Where is a good place to get supplies to make those style of jigs?


----------



## TRIPLE-J (Sep 18, 2006)

hmmmmmm i get stuff for jigs from all over the place to be honest
https://www.lurepartsonline.com/
https://www.jannsnetcraft.com/
https://www.cabelas.com/ghome.jsp?W...0b&gclid=CNWDxrOtqOECFWGPxQIdeKECIA&gclsrc=ds
get some stuff from fin feather and fur
i really dont have a specific spot i get this stuff from just kinda buy stuff as i see it and throw it in my kit 
i even get stuff at craft stores sometimes


----------



## TRIPLE-J (Sep 18, 2006)

i paint my own jigs and buy the unpainted heads 
powder paint is the easiest for painting them just warm them up and dip them in the powder and bake them for about 20 minutes
then an assortment of maribou and some flash material like flashabou
get yourself a good fly tying vice and a good bobbin for the thread and a good pair of fly tying scissors


----------



## TRIPLE-J (Sep 18, 2006)

sherman51 said:


> those look awesome to the fisherman and would catch many of them im sure. keep us posted on the fish catching, LOL.
> sherman


no those are just for my own use and they all get used at one time or another
and those patterns have caught many steelhead over the years 
the picture i posted was caught on the first jig right under the spoons, black with green head


----------



## dperry2011 (Feb 22, 2019)

Thanks for all the tips. After I posted I noticed this forum is sponsored by Janns Netcraft. Powder paint, cool. I thought powder paint is typically applied by an electrostatic charge. Interesting to know that it can be applied by warming the jigs to.


----------



## dperry2011 (Feb 22, 2019)

I see your posts on the steelhead forum from time to time. Those jigs look great. Do you typically tip them with maggots or other bait?


----------



## TRIPLE-J (Sep 18, 2006)

dperry2011 said:


> I see your posts on the steelhead forum from time to time. Those jigs look great. Do you typically tip them with maggots or other bait?

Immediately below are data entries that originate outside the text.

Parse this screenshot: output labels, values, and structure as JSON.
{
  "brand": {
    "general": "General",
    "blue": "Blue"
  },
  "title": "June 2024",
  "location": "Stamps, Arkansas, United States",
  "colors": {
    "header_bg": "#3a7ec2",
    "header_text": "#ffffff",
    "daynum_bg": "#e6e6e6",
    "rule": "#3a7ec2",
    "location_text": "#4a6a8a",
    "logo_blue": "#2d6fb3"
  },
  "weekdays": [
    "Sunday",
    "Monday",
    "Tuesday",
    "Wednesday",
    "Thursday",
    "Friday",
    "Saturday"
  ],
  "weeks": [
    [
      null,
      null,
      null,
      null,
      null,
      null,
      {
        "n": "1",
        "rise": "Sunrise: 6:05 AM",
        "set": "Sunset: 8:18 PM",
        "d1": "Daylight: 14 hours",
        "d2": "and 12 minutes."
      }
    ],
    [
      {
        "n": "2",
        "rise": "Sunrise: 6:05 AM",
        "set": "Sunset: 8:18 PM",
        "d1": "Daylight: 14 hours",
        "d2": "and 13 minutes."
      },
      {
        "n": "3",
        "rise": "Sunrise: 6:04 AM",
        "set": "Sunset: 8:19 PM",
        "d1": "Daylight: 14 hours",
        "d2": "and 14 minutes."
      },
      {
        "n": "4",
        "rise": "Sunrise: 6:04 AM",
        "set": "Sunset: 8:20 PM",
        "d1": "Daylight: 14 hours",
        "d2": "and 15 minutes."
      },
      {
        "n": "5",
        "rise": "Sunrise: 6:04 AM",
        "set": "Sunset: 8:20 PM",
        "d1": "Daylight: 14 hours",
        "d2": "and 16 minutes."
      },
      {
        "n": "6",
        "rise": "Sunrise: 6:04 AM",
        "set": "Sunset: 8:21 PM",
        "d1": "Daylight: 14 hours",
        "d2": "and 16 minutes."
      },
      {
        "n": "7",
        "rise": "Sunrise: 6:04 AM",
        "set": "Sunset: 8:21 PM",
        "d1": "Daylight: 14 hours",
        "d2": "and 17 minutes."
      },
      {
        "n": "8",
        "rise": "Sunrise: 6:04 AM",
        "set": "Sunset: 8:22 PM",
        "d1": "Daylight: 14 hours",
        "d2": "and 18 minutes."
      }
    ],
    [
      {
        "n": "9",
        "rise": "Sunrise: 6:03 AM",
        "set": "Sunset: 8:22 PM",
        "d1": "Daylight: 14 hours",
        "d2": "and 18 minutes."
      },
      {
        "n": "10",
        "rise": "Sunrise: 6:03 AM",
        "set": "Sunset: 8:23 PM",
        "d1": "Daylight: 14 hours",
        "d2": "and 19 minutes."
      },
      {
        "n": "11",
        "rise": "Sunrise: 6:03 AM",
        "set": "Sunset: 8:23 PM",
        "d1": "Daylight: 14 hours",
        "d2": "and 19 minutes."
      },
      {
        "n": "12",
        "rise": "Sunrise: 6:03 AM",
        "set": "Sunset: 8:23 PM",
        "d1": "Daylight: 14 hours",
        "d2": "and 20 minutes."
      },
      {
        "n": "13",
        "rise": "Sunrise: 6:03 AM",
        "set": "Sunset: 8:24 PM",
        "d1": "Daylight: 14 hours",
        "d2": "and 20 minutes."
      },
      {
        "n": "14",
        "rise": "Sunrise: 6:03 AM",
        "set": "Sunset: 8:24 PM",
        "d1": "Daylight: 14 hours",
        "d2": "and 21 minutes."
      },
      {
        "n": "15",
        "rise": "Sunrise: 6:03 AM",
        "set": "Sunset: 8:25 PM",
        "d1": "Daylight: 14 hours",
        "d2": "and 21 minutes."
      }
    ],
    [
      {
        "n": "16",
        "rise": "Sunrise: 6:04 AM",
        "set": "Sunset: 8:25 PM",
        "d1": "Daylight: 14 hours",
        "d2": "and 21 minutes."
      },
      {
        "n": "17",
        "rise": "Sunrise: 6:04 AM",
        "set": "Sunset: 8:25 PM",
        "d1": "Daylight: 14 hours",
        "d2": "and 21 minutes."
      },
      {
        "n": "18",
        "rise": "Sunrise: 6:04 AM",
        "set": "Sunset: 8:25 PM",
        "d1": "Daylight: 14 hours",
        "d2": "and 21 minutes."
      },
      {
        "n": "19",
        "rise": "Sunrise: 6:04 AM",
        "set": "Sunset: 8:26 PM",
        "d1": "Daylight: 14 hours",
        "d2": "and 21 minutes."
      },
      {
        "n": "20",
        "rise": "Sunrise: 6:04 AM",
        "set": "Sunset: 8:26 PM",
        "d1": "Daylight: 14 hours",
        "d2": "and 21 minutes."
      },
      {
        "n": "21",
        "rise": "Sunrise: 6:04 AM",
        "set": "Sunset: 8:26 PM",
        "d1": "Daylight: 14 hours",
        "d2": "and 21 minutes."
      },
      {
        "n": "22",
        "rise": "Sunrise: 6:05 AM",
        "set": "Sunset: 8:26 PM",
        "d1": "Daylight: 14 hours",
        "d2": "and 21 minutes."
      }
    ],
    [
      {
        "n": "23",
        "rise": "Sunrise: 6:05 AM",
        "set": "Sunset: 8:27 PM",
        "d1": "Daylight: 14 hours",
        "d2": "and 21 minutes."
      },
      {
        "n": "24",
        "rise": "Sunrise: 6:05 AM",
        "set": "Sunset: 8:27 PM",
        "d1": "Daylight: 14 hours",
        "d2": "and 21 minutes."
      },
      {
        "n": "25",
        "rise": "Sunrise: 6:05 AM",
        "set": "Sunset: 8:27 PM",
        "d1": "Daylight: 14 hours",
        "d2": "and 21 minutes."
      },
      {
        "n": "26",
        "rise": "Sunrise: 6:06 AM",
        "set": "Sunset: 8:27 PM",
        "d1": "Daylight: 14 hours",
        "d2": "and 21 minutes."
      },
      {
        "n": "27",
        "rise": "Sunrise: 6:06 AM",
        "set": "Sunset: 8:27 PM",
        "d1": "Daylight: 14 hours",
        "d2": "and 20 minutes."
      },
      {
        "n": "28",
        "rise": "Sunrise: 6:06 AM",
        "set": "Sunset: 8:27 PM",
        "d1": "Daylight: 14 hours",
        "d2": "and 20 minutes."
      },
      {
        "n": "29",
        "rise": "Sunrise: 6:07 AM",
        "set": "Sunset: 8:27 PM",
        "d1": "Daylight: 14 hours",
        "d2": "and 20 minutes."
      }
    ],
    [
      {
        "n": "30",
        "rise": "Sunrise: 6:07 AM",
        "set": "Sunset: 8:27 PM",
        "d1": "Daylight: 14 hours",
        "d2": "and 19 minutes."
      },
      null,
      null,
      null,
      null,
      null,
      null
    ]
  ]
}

yea tip them with maggots or minnows....make sure to put a micro swivel in your set-up to help get rid of line twist


----------



## TRIPLE-J (Sep 18, 2006)

yea jigs are easy to tie up, once you get the hang of it you can do a dozen in no time, I tie them as im watching tv usually


----------



## TRIPLE-J (Sep 18, 2006)

was able to get out today jigs are catching more fish than fisherman for sure lol 
slow but steady day landed 5 lost 2 and had 6-8 other take downs i didnt get to set the hook on
bite was real light today had to use a stick bobber to see the pull down as they werent taking it all the way under all the time


----------



## TRIPLE-J (Sep 18, 2006)

my jigs are still working lol

















































just a few from today


----------



## bustedrod (May 13, 2015)

hahahaha nice


----------